Yes, cats know other cats are the same as them! In fact, according to a study by Takagi, et al. (2022), cats can recognize other cats based on their faces and names. In their study, cats were shown pictures of other cats they lived with (either in a house or in a cat cafe), it was also accompanied by a sound stating the cats’ supposed names.
The results showed that cats looked longer in pictures with incorrect names stated in the audio. Thus, the authors of the study came to the conclusion that this behavior may have happened because the cat was anticipating the right name and was perplexed when it was not presented.

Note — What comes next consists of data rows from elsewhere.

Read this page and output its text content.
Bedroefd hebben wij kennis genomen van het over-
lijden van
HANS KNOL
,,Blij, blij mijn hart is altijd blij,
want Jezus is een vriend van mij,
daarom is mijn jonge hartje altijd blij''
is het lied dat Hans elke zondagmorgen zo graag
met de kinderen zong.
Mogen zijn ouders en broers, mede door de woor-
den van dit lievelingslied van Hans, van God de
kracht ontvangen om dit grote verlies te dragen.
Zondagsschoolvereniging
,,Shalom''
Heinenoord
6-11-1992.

Do cats know humans talk to each other?

Despite the fact that cats may not comprehend human language in the same manner that people do, studies have shown that they can identify and occasionally react to human vocalizations, gestures, and emotions. 

What do cats hear when we talk to them?

Although cats lack the cognitive ability to understand human language, they can tell when you are speaking to them. Or, to put it another way, cats perceive language the same way that we do when we hear them meow.

Is it OK to meow back at your cat?

Yes, it is okay to meow back at your cat. Pet owners often do this to act like they are having a conversation with them. However, if you are trying to call a cat by meowing, it might approach you but will leave the moment it saw that it is coming from a person. 

Cats communicate through different vocalizations, physical contact, and scent markings. With that, they can also understand other cats’ meows. More interestingly, cats meow more at humans compared to other cats. Meowing as a way of communication is more observed in kittens. In addition, even though cats do not understand human language, they can tell or identify if you are talking to them.